South by Southwest Interactive may be bursting at the seams with serious Twitter users, but as far as I know, there’s only one guy here who made history on Twitter — and he came to Austin all the way from Abbottabad, Pakistan. He’s Sohaib Athar, who noticed a helicopter flying ner his home last May and accidentally ended up live-Tweeting the raid by U.S. Navy SEALs on Osama bin Laden’s compound. At a Saturday event, he was interviewed by Steve Myers of the Poynter Institute about his famous act of citizen journalism.
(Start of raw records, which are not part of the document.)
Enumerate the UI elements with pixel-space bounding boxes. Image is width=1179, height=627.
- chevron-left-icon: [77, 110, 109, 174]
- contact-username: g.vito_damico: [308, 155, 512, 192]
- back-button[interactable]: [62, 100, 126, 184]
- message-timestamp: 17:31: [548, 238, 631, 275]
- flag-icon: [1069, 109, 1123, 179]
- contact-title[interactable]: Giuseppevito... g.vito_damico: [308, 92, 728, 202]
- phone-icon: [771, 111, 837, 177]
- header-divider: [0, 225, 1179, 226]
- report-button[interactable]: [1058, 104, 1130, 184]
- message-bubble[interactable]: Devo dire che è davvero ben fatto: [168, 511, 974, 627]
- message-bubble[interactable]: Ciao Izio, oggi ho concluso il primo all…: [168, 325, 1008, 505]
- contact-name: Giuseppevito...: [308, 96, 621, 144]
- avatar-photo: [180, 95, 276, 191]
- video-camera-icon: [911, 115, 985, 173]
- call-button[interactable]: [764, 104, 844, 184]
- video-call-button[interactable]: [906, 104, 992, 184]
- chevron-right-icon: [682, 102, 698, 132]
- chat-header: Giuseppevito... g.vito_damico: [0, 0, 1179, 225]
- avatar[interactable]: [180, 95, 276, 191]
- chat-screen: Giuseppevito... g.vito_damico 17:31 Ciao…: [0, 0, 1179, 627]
Athar, an IT consultant who tweets as @ReallyVirtual, told the audience that he had moved to Abbottabad from the much larger, terrorism-ridden Lahore in search of peace and quiet. A night owl, he was up working when he heard a copter. Abbottabad has no airport, so that startled him.
“You do not normally hear helicopters in the middle of the night,” he said. “I was working at 1am, in the zone and the helicopter was pretty disrupting.” He tweeted about it. And he kept tweeting when he heard an explosion, which, he later learned, was a U.S. copter crashing.
As Athar tried to figure out what was going on, he continued to tweet, discussing the situation with his Twitter friends. “Most of the people at night are awake and on Twitter chatting with each other,” he explained. “I knew somebody would be reading.”
“We tried to reverse-engineer the facts,” said Athar, who reported some false rumors but also got other points right, such as the fact that Pakistani helicopters were not involved.
“The first report on the traditional media that we heard was probably an hour or so later,” he remembers. The next morning, after the news of the U.S. raid and bin Laden’s death became public, he visited the neighborhood of the compound — about two kilometers from his home — to take photos and talk to residents.
Once the world figured out that Athar had tweeted the raid based on noise he heard while it was in progress, he became a celebrity — a fate he accepted with good humor, although he says that many of the professional journalists who told his story got basic facts wrong, forcing him to publish a FAQ.
Athar told SXSW attendees that he’d been approached about writing a book about his experiences, but declined the inquiries because the tale would really only require one chapter to tell. He also turned down offers of payment for interviews. Still, he’d do it all over again.